Sollte das Betriebsergebnis es zulassen, wird der Arbeitgeber im Dezember 2007 eine Sonderzahlung vornehmen.“
5
Anders als andere Arbeitnehmer des Rechtsvorgängers des Beklagten lehnte der Kläger eine entsprechende Vereinbarung für das Jahr 2008 gegenüber dem Rechtsvorgänger der Beklagten ab. Im Februar 2008 bot dessen Vorstand den Arbeitnehmern in einer Mitarbeiterversammlung die Einführung des TVöD-VKA mit der Maßgabe an, dass eine halbe Stunde Mehrarbeit zu leisten sei, eine Altersstufensteigerung nicht stattfinde und alle Sonderzahlungen freiwillig seien.
6
Mit einer im August 2009 eingereichten Klage begehrte der Kläger gegenüber dem Rechtsvorgänger des Beklagten beim Arbeitsgericht K die Feststellung, dass sich seine Vergütung nach dem TVöD-VKA richtet. Am 1. Oktober 2009 ging das Arbeitsverhältnis des Klägers auf den ebenfalls nicht tarifgebundenen Beklagten über. Am 6. November 2009 schlossen der Kläger und der Rechtsvorgänger des Beklagten in dem zwischen ihnen geführten Rechtsstreit einen gerichtlichen Vergleich. Danach verpflichtete sich der Rechtsvorgänger des Beklagten ohne Anerkennung einer Rechtspflicht und ohne Präjudiz für die Frage der Geltung des TVöD-VKA an den Kläger eine Einmalzahlung zu leisten.
7
Mit Schreiben vom 1. Dezember 2010 lehnte der Beklagte eine vom Kläger aufgrund einer Überleitung in den TVöD-VKA begehrte Eingruppierung und die Zahlung eines entsprechenden Entgelts ab.
8
Der Kläger hat die Auffassung vertreten, die Parteien des Arbeitsvertrags hätten bei dessen Abschluss den Wegfall der Dynamik des Bundes-Angestelltentarifvertrags nicht bedacht.

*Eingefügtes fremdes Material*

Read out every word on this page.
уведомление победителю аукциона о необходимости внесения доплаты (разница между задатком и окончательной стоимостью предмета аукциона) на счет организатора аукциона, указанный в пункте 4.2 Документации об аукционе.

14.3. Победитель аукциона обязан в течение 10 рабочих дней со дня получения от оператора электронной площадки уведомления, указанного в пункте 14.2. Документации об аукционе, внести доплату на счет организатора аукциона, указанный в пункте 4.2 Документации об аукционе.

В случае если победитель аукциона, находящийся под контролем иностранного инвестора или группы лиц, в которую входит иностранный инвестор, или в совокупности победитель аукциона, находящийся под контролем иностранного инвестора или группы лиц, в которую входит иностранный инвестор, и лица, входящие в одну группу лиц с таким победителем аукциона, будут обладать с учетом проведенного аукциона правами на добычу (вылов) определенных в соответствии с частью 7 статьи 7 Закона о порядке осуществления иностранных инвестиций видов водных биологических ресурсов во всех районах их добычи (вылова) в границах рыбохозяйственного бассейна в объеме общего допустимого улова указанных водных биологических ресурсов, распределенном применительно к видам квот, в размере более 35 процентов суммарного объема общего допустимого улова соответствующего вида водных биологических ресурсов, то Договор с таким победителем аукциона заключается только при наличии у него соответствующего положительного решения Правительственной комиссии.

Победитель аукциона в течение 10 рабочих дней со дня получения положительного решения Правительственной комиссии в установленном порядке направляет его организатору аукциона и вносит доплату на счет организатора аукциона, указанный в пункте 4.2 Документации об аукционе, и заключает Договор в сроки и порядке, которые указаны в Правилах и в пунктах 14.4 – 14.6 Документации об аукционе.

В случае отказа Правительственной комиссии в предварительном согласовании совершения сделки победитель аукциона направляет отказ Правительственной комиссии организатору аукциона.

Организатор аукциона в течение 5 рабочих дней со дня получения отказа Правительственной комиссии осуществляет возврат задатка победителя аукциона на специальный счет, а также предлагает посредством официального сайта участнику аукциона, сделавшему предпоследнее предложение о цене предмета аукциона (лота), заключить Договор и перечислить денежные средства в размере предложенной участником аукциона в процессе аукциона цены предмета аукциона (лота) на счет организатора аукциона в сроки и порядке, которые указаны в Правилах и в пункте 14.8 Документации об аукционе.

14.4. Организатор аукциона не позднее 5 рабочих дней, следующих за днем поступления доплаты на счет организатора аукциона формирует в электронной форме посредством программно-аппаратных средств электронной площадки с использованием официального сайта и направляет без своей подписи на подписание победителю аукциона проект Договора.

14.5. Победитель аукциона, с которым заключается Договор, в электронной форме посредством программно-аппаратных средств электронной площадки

Diese Regelungslücke sei im Wege der ergänzenden Vertragsauslegung durch Anwendung des TVöD-VKA in seiner jeweils gültigen Fassung einschließlich des TVÜ-VKA zu schließen. Dementsprechend sei er in das Entgeltsystem des TVöD-VKA überzuleiten.
9
Der Kläger hat, soweit für die Revision von Bedeutung, zuletzt beantragt
        
festzustellen, dass sich seine Vergütung aus dem Arbeitsverhältnis mit dem Beklagten ab dem 1. August 2006 nach dem TVöD-VKA in seiner jeweils gültigen Fassung, einschließlich des TVÜ-VKA richtet.
10
Der Beklagte hat zur Begründung seines Klageabweisungsantrags darauf verwiesen, der Arbeitsvertrag enthalte keine planwidrige Regelungslücke. Im Übrigen sei ein etwaiger Überleitungsanspruch des Klägers nach Nr. 11 des Arbeitsvertrags verfallen, jedenfalls verwirkt.
11
Das Arbeitsgericht hat der Klage stattgegeben. Das Landesarbeitsgericht hat die Berufung des Beklagten gegen dieses Urteil zurückgewiesen. Der Beklagte verfolgt mit seiner vom Landesarbeitsgericht zugelassenen Revision seinen Klageabweisungsantrag weiter.